Tout à fait. Notre agence dispose de 150 agents et d'un petit réseau à l'étranger, au sein de nos ambassades. Nous oeuvrons en faveur de la politique d'égalité des territoires, et, plus largement, à la création d'emplois, au travers de l'accueil des investissements étrangers. Nous concentrons tous nos efforts sur la valeur ajoutée qui peut être créée dans les territoires, au moyen de l'accompagnement de projets d'investissement.

Pour quelle raison ? Principalement parce que les enjeux économiques sont élevés : dans notre pays, 20 000 entreprises sous contrôle étranger emploient 2 millions de personnes et contribuent – dans la proportion d'un tiers – à nos exportations ainsi que, de façon non négligeable, aux activités de recherche & développement. Ces entreprises se caractérisent par une forte proportion de très grandes entreprises – de plus de 5 000 salariés – et d'entreprises de taille intermédiaire (ETI), qui comptent entre 250 et 5 000 salariés. Cela explique leur forte contribution à nos exportations et à notre effort de recherche, bref, leur contribution au renforcement du tissu d'entreprises de notre pays. Il s'agit de structures aguerries à l'international : leur implantation en France en témoigne.

Un point sur la diversité des territoires : ces projets d'implantation émanant d'entreprises étrangères se répartissent sur tout le territoire, avec un phénomène de concentration que vous connaissez. Bien que deux régions – Île-de-France et Rhône-Alpes – accueillent la moitié des nouveaux investissements créateurs d'emplois, les autres sont capables, année par année, d'accueillir de tels projets. Durant les cinq dernières années, les études que nous avons menées montrent une relative stabilité de ce phénomène de concentration autour des trois principales régions d'accueil.

Prenons l'emploi : les entreprises étrangères y contribuent, de façon plus élevée que la moyenne nationale, mais la situation reste contrastée selon les territoires. Dans certains d'entre eux, comme l'Alsace, 25 % des emplois – et 60 % des exportations – restent assurées par ces entreprises implantées. La présence de ces investissements y joue donc un rôle extrêmement important.
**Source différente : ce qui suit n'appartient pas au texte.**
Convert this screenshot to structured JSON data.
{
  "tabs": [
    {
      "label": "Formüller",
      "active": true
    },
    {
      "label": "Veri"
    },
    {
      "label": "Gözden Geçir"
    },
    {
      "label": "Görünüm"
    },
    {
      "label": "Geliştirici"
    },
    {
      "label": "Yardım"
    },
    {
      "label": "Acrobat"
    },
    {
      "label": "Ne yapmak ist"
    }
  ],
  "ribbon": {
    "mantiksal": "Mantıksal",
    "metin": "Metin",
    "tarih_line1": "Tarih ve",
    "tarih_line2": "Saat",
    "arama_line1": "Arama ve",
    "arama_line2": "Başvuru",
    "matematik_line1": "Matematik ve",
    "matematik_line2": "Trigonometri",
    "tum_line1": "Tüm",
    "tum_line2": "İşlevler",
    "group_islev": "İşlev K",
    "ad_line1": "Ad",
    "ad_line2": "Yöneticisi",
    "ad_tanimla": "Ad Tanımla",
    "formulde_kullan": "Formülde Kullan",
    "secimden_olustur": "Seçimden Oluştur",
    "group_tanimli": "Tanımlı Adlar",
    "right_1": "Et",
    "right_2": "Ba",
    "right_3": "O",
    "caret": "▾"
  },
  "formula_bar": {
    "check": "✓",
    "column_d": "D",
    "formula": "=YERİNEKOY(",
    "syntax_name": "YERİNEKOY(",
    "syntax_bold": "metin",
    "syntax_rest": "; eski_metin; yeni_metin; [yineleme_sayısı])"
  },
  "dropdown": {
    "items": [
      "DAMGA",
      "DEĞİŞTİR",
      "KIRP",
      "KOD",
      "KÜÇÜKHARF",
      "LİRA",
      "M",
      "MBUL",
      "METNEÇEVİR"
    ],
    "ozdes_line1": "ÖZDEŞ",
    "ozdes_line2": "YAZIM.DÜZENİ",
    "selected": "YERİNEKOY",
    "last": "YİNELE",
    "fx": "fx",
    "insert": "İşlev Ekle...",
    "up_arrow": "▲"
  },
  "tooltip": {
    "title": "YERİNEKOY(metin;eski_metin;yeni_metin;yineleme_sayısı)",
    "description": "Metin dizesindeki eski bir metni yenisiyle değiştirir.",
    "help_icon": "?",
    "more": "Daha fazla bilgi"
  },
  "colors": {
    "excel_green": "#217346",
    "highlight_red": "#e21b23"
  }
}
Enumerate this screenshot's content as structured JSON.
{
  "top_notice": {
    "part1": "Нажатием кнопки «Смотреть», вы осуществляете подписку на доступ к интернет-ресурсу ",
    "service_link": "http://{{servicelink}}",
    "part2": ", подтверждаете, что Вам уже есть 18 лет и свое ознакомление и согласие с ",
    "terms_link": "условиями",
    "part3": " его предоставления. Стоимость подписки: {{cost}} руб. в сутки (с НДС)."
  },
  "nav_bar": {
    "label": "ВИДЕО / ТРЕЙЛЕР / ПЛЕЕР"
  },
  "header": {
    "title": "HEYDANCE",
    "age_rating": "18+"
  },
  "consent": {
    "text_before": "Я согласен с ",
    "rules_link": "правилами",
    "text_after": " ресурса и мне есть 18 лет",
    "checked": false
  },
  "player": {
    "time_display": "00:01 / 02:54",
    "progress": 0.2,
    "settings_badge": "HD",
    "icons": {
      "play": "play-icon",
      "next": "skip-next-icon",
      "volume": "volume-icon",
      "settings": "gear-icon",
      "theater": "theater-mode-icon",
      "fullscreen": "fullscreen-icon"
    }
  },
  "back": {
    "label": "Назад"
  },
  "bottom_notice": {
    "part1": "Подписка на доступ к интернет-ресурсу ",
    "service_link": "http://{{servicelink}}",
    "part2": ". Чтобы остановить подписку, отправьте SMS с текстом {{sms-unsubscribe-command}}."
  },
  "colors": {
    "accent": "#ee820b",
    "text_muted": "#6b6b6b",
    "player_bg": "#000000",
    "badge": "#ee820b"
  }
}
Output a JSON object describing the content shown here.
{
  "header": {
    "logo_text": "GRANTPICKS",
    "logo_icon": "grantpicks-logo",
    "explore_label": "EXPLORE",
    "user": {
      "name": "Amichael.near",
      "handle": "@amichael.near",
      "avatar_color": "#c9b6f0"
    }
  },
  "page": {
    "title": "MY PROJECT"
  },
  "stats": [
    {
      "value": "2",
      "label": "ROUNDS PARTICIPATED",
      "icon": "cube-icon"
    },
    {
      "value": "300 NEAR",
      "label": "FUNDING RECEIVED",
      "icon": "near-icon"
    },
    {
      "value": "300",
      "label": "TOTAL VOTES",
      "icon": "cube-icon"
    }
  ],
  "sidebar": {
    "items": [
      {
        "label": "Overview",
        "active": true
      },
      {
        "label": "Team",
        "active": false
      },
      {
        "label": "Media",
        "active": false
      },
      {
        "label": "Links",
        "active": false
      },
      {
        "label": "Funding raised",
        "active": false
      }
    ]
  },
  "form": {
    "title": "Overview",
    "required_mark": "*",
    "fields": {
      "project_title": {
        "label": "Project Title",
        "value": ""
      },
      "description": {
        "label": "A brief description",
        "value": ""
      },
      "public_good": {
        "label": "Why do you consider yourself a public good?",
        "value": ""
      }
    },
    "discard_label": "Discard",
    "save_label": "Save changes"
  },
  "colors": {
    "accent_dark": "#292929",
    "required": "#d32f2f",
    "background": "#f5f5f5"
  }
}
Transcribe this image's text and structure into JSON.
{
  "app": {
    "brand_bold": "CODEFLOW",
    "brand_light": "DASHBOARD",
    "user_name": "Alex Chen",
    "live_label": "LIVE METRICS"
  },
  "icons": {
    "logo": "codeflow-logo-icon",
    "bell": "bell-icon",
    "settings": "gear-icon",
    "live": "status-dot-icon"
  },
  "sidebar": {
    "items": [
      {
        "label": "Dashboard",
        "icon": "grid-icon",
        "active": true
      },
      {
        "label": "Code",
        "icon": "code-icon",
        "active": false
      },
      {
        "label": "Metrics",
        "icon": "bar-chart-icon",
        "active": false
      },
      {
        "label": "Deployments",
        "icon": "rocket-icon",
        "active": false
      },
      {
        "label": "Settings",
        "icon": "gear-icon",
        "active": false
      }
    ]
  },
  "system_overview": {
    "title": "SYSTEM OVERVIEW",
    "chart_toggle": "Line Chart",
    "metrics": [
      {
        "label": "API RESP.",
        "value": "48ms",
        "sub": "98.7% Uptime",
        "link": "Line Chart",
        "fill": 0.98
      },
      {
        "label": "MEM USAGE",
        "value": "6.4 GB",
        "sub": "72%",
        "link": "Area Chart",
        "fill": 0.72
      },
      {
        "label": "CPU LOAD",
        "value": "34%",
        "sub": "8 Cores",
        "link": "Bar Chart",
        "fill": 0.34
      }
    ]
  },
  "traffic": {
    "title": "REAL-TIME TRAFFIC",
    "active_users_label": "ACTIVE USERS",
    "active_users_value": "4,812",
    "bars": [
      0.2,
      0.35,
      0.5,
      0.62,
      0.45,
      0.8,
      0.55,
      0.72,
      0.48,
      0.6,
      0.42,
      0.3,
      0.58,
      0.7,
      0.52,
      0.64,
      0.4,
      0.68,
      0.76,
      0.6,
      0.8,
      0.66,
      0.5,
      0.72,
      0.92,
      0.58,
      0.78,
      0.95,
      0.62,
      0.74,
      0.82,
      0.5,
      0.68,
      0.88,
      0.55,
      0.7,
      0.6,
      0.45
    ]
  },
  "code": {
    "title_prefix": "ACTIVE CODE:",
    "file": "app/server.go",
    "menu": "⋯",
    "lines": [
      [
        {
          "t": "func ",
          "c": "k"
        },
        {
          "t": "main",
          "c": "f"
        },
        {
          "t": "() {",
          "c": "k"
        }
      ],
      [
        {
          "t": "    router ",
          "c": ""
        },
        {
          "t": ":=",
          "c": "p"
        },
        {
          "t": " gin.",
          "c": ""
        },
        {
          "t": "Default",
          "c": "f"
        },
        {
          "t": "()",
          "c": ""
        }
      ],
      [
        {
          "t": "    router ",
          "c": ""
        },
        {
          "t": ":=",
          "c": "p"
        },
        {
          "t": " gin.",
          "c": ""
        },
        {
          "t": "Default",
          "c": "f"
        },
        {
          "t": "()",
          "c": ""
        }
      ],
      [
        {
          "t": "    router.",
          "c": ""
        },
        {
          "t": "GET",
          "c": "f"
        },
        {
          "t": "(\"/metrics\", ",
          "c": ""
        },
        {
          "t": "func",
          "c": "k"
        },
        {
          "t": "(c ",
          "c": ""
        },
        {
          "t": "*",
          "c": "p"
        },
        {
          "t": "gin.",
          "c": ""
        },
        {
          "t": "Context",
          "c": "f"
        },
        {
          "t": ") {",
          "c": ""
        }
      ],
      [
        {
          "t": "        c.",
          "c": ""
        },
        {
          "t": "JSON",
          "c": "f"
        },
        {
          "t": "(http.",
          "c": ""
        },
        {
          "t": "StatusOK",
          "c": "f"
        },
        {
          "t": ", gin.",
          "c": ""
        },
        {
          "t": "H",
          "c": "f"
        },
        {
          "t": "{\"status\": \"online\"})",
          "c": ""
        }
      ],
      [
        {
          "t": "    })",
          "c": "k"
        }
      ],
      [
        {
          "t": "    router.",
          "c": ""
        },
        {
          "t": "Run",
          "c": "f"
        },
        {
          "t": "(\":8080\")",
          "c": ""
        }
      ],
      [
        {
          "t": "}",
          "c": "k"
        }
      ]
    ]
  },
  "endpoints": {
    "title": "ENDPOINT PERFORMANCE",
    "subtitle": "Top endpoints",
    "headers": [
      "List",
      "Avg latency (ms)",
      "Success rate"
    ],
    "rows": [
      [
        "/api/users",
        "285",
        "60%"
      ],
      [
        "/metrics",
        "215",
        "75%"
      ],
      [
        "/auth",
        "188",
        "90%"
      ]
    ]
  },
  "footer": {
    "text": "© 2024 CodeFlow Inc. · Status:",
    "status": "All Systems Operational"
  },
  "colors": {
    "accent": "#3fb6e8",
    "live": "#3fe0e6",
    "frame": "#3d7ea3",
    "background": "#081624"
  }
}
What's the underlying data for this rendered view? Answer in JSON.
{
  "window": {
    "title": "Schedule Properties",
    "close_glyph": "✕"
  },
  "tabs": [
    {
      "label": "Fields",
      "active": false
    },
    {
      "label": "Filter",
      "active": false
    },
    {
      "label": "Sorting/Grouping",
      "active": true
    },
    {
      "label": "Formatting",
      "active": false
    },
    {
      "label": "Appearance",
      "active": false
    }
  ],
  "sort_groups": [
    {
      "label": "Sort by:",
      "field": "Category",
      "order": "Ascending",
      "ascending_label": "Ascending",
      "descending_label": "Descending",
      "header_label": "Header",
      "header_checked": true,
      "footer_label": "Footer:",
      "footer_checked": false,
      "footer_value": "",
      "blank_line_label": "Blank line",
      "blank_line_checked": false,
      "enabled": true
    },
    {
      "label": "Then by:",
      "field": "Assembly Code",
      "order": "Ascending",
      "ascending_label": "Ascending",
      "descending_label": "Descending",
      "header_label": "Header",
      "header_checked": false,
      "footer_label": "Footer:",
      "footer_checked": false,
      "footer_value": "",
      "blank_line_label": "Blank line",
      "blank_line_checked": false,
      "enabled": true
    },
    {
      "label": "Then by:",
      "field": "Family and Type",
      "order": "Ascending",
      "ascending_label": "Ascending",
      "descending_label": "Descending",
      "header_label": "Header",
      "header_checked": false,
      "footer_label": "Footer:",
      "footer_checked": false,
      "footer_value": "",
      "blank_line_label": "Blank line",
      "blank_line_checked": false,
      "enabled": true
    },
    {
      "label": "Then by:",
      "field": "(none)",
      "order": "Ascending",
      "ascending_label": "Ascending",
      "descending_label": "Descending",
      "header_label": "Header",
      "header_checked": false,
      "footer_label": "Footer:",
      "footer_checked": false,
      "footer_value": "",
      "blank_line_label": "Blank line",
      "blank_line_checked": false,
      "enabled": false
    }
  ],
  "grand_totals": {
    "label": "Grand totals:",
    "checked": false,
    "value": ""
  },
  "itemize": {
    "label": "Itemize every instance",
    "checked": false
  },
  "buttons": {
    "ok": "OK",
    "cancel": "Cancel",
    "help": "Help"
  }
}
Les agents de l'AFII en poste au sein de nos ambassades et de notre réseau consulaire ont pour mission d'entrer au contact avec ces entreprises étrangères susceptibles de s'implanter en France et en Europe, et de rester à leur écoute. Nous ne disposons en revanche d'aucun moyen humain dans l'hexagone, où nous nous appuyons sur les Agences régionales de développement économique (ARDE), avec lesquelles nous avons noué au fil des ans un partenariat très étroit. Ces agences nous permettent d'avoir des relations avec les autres agences de niveau infra-régional, c'est-à-dire les agences de développement économique des grandes métropoles ou des départements.

Ce dispositif public très intégré contribue à la politique d'égalité des territoires de deux manières. Il nous permet d'abord d'apporter à tous les territoires quels qu'ils soient une information pertinente sur les possibilités ou les opportunités d'investissement en France que nous détectons à l'étranger. Nos équipes se trouvent en contact régulier avec plus de 5 000 entreprises, ce qui nous permet d'identifier environ 1 000 projets d'investissement, créateurs d'emplois et susceptibles de s'installer un jour en France, par an.

Dans un environnement concurrentiel, nous mettons ensuite tout en oeuvre pour convaincre l'investisseur d'opter pour le site France, et avec le territoire concerné nous organisons l'accompagnement du projet, et ce jusqu'à la décision finale. Ce partenariat s'avère nécessaire, car l'investisseur en question ayant reçu, en réponse à la marque d'intérêt qu'il a manifestée auprès de nous, des offres territoriales françaises, il va décider de venir un jour visiter les sites potentiels et rencontrer les responsables au niveau local ou national. Ce partage d'information est organisé de façon extrêmement construite, car nous disposons d'une base de données partagée, accessible aux territoires. Nous procédons chaque semaine à une mise à jour de l'information sur les nouveaux projets : ainsi chaque région, chaque territoire peut déterminer s'il souhaite soumettre une offre territoriale au bénéfice de l'investisseur potentiel.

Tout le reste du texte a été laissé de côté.